With the rough times, the principle is the same as the good times. Just as we want to guard against arrogance when the dice are rolling your way, we must keep ourselves from getting into a state of despair, depression, and hopelessness. This we must do, no matter what challenges we face, if we are to maintain a level head. Keeping our heads level will help us see our way through the difficult moments and help us develop a strategy to counter the adversity.
Just as my father's words resound in my head almost daily these days, so do the words of a late minister that I just loved dearly and knew me from my toddler years, up until his death. He said, "Peace is an understanding, not an emotion".
Let's think about that for a minute.
Peace is not a sense of well-being, in fact, it is not a feeling at all.

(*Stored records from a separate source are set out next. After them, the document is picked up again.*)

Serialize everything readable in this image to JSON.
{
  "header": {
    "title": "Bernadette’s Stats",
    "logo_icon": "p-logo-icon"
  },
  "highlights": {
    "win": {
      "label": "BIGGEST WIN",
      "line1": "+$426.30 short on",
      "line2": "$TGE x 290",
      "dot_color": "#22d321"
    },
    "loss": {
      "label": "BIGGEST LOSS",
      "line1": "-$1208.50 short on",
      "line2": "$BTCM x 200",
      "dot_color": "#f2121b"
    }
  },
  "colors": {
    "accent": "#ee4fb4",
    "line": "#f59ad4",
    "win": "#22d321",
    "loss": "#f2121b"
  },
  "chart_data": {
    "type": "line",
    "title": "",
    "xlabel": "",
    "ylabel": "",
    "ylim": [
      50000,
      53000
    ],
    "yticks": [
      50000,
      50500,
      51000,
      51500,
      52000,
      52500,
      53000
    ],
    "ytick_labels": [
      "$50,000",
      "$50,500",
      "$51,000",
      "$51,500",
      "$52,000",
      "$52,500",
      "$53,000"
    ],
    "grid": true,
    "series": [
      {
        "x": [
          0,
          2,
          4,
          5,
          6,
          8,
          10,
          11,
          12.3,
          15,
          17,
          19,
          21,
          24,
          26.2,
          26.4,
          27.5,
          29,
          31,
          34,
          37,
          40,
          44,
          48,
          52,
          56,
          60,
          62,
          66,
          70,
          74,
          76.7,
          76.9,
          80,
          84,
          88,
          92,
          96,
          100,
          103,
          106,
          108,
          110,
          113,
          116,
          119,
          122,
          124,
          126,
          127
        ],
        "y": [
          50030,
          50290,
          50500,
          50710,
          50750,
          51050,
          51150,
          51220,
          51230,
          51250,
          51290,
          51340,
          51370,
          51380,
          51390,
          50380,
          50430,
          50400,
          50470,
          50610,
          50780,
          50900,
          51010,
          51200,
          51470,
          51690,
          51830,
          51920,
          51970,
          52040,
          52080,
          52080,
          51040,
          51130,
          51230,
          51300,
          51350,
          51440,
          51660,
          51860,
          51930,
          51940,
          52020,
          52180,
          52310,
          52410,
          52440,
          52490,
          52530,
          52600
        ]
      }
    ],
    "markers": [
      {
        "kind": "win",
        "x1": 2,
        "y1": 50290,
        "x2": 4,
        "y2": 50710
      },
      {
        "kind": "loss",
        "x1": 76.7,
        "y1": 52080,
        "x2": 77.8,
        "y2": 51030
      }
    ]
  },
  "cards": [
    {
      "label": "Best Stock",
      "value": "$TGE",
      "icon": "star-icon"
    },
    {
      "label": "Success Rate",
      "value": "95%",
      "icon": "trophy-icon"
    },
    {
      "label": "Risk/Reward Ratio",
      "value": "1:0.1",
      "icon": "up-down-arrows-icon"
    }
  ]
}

It comes from knowledge, wisdom, and experience, which creates an understanding within us that better assists us in our problem-solving skills. That understanding we gain in turn, helps our confidence grow. And as our confidence grows, then our peace (true peace) can grow and steady us, in the midst of the storms; and can temper us, when we become too proud, haughty, and highminded.
In closing I say, I hope this finds someone that can use the encouragement. I cannot pay these men back for the wise words they gave me, but I can pay it forward.
And as for me today, I have been in a tough spot for the last few weeks, due to the fact that my mother-in-law's health is deteriorating more rapidly than before, and some decisions will probably need to be made soon about where she will need to be living. Add to that the usual things that we deal with day-to-day anyway and it can/does get a little overwhelming at times.. But, it is that peace that passes all understanding that has sustained me throughout my life, and will continue to sustain my wife and I through this.
So, if you got an extra prayer, we'll take it and we will thank you for it. Oh yes, and one more thing:
Peace be with you.
Cross posted at The Wide Awakes
6 comments:
LA, my prayers will be with you, your wife and mother-in-law.
I don't pray, but I'll have a thought for you and your mother-in-law.
LA,
This is beautiful--and profound.
I have found that all things will pass and a new phase is always just over the horizon.
As my mother was fond of saying, "This too shall pass. We'll get through it."
I'll offer a prayer for your mother-in-law, and for you and your wife.
You might also find helpful Joan Didion's The Year of Magical Thinking. I wrote a review of the book last night and will probably post it sometime this week.
God bless!
Prayer said for your mom-in-law. BTW,
I hope my step children one day feel about me the way you do about your adopted dad.
It's also amazing, scary, and humbling what kids remember most about their parents..
AICS, SF, AOW, and AC,
Thank you all very much for your kind words, your prayers, and/or your thoughts. Thanks for being being my blog friends and reading PYY. You guys are top-notch and I am proud to be associated with you in any way, shape, or form.
AOW,
I have seen that you plug that book a lot, I will have to be on lookout for it, the next time I am browsing for books at Borders or Barnes and Noble, two of my favorite stores in the world.
AC,
If you teach them the right way and treat them like your own, I guarantee they will appreciate you every bit as much as I learned to appreciate mine. As one who has a stepson, I can say it won't always be easy, but then again, raising your own is no picnic in a peaceful and serene forest, either.
LA,
The book is in hardback edition at the moment. And still on the bestseller list.
A friend of mine who is widowed read the book, bought multiple copies, and donated those copies to her local public library. The book is that important--in her opinion and in mine.